New Delhi, March 18: The cabinet today cleared the criminal law (amendment) bill retaining 18 as the age of consent for sex because of pressure from politicians, some of whom rued that the “stricter” provisions would rob the country of romance.
This remark by Janata Dal (United) chief Sharad Yadav was just one among many surprising ones at this afternoon’s consensus-seeking all-party meeting, where leader after leader seemed to betray the utmost incomprehension of terms such as “stalking”, “voyeurism” and “trafficking”.
“Mohabbat to ab khatam hi ho jaayega. Ladka jab ladki ke taraf dekhega nahi aur uska peechha nahi karega to mohabbat hoga kaise (Romance will die out now. If a boy doesn’t look at a girl or follow her, how can romance happen)?” Yadav said, according to a senior politician who was present but didn’t wish to be quoted.

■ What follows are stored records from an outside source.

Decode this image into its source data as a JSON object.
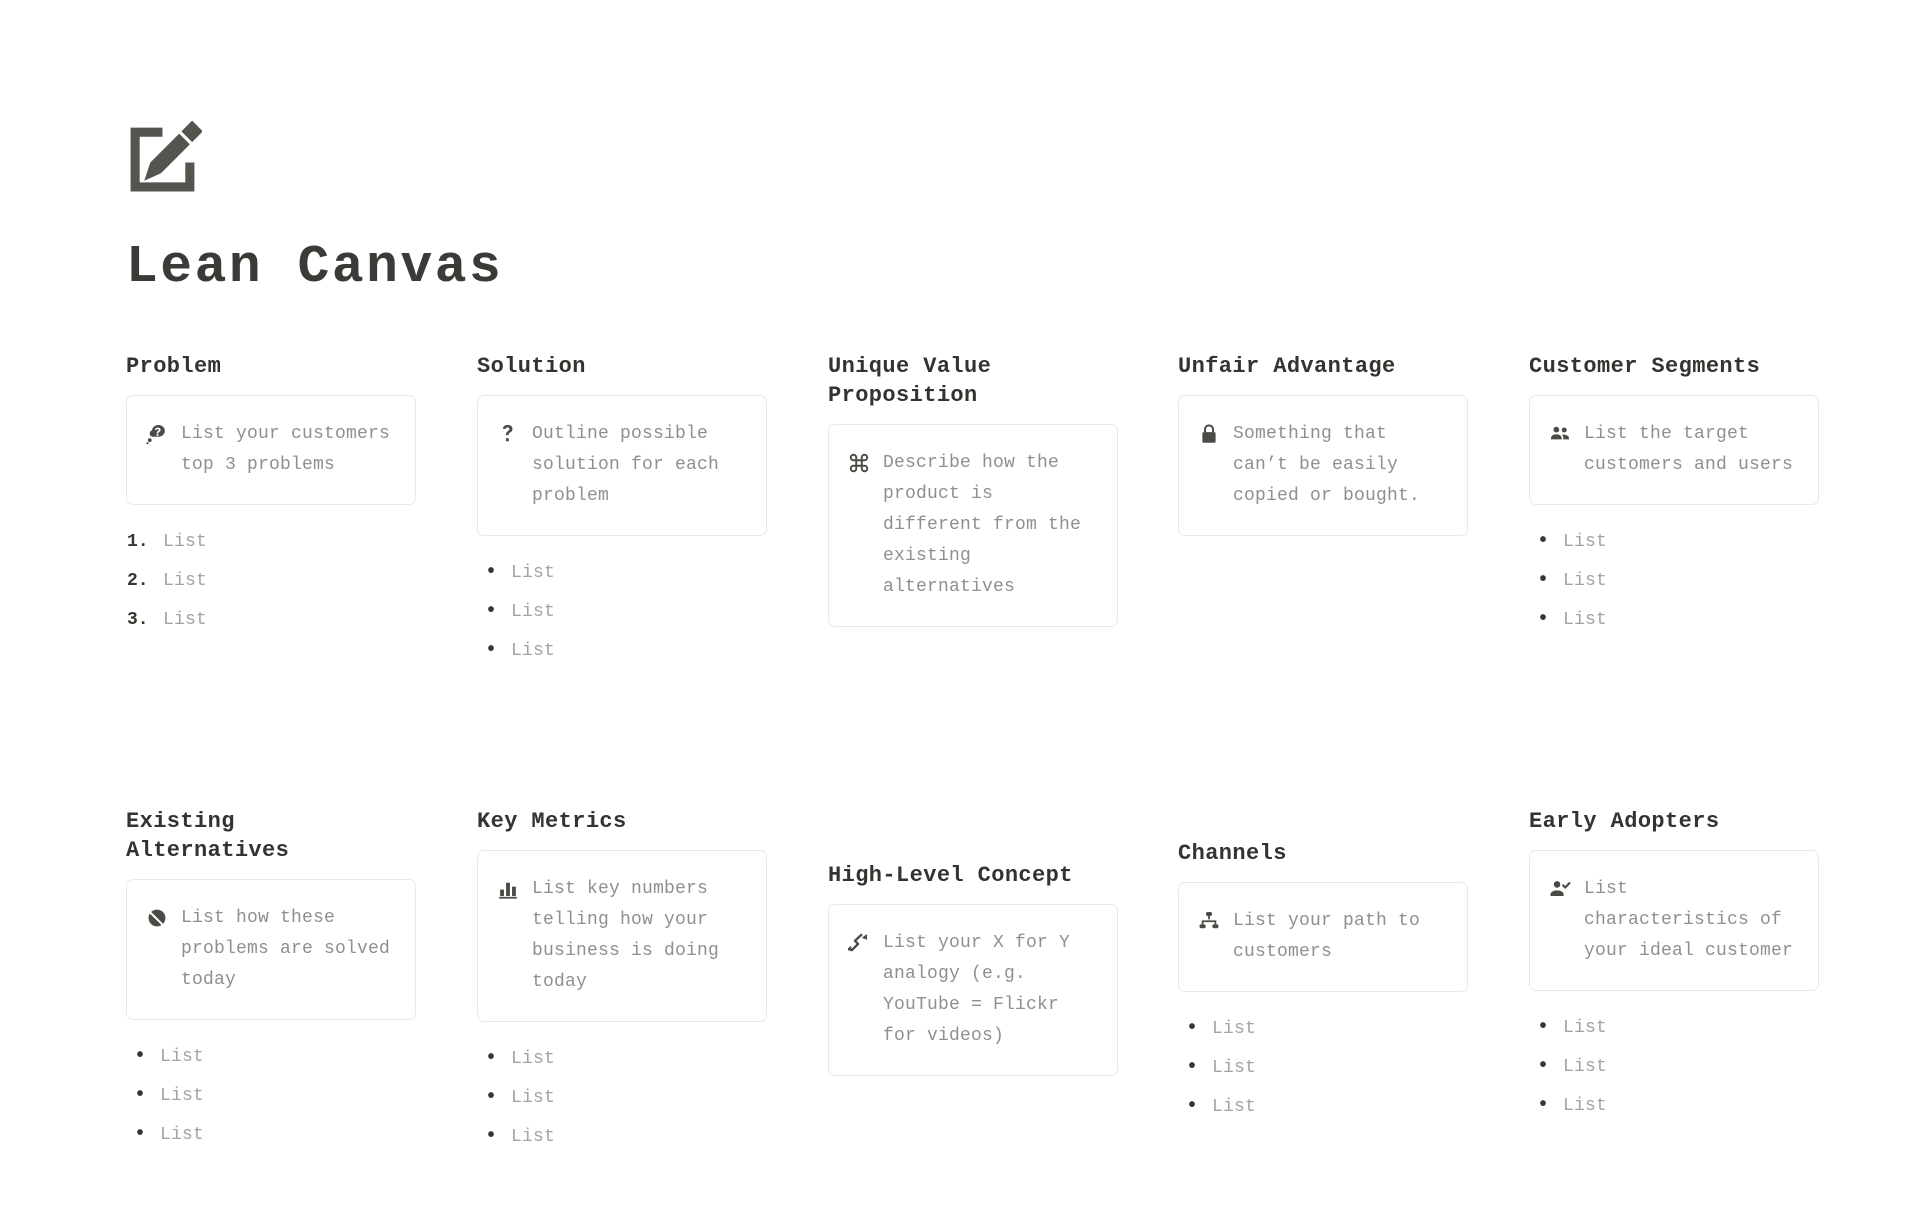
{
  "header": {
    "icon": "edit-square-pencil-icon",
    "title": "Lean Canvas"
  },
  "blocks": {
    "problem": {
      "title": "Problem",
      "icon": "thought-bubble-question-icon",
      "hint": "List your customers top 3 problems",
      "list_style": "ordered",
      "items": [
        "List",
        "List",
        "List"
      ],
      "markers": [
        "1.",
        "2.",
        "3."
      ]
    },
    "solution": {
      "title": "Solution",
      "icon": "question-mark-icon",
      "hint": "Outline possible solution for each problem",
      "list_style": "bulleted",
      "items": [
        "List",
        "List",
        "List"
      ]
    },
    "uvp": {
      "title": "Unique Value\nProposition",
      "icon": "command-loop-icon",
      "hint": "Describe how the product is different from the existing alternatives",
      "list_style": "none",
      "items": []
    },
    "unfair_advantage": {
      "title": "Unfair Advantage",
      "icon": "lock-icon",
      "hint": "Something that can’t be easily copied or bought.",
      "list_style": "none",
      "items": []
    },
    "customer_segments": {
      "title": "Customer Segments",
      "icon": "users-group-icon",
      "hint": "List the target customers and users",
      "list_style": "bulleted",
      "items": [
        "List",
        "List",
        "List"
      ]
    },
    "existing_alternatives": {
      "title": "Existing\nAlternatives",
      "icon": "prohibited-circle-slash-icon",
      "hint": "List how these problems are solved today",
      "list_style": "bulleted",
      "items": [
        "List",
        "List",
        "List"
      ]
    },
    "key_metrics": {
      "title": "Key Metrics",
      "icon": "bar-chart-icon",
      "hint": "List key numbers telling how your business is doing today",
      "list_style": "bulleted",
      "items": [
        "List",
        "List",
        "List"
      ]
    },
    "high_level_concept": {
      "title": "High-Level Concept",
      "icon": "zigzag-arrow-icon",
      "hint": "List your X for Y analogy (e.g. YouTube = Flickr for videos)",
      "list_style": "none",
      "items": []
    },
    "channels": {
      "title": "Channels",
      "icon": "sitemap-hierarchy-icon",
      "hint": "List your path to customers",
      "list_style": "bulleted",
      "items": [
        "List",
        "List",
        "List"
      ]
    },
    "early_adopters": {
      "title": "Early Adopters",
      "icon": "user-check-icon",
      "hint": "List characteristics of your ideal customer",
      "list_style": "bulleted",
      "items": [
        "List",
        "List",
        "List"
      ]
    }
  },
  "colors": {
    "background": "#ffffff",
    "title_text": "#3a3a36",
    "heading_text": "#33332f",
    "hint_text": "#8f8f8f",
    "item_text": "#a3a3a3",
    "card_border": "#e9e9e7",
    "icon": "#4b4b46",
    "marker": "#36362f"
  }
}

The source said the fear was shared widely at the meeting. It would have consoled the politicians somewhat that the government has watered down the provisions on stalking and voyeurism, making first-time transgressions bailable so that these offenders can be let off with a warning. (See chart)
Yadav said he would support the tougher measures for repeat offenders since his party had decided to back the provisions.
Rashtriya Janata Dal chief Lalu Prasad too provided a moment of levity but this appeared an intentional effort at humour. He wondered whether he might be prosecuted for acts of stalking or voyeurism on his wife and was assured amid guffaws that this was very unlikely.
Samajwadi Party chief Mulayam Singh Yadav took the prize. He claimed people resorting to “transfer and posting” of women at workplaces could be jailed under the bill’s provisions. Met with a chorus of denials, he held his ground and insisted he could prove it.
When he showed the “relevant portion” to leader of the Opposition Sushma Swaraj, it left her speechless for some time.
The source told The Telegraph that Mulayam actually pointed towards the portion of the bill that deals with trafficking of women. The former chief minister had apparently confused “trafficking” with “transfer”.
“Ye mahilayon ke gair kanooni tareki se le jana aur gair kanooni kaam me lagana ke liye hai. Transfer-posting ke liye nahin (This is about illegally taking women away and forcing them into illegal professions. This is not about transferring or posting women employees),” Sushma explained. Mulayam nodded and the rest tried to suppress smiles.
The government was forced to amend the bill following large-scale street protests over the December gang rape and demands to make the law more stringent.
The Centre had promulgated an ordinance last month and raised the age of consent for sex to 18 from the penal code-mandated 16. Later, a cabinet meeting decided to reduce it back to 16.
But this led to howls of protest from some government departments and political parties such as Mulayam’s, which claimed this would promote teen sex and child abuse. Activists and lawyers, however, argued that the 18-year limit would encourage harassment of teens.
Eventually, the government bowed to political pressure. The bill will be introduced in Parliament on Tuesday.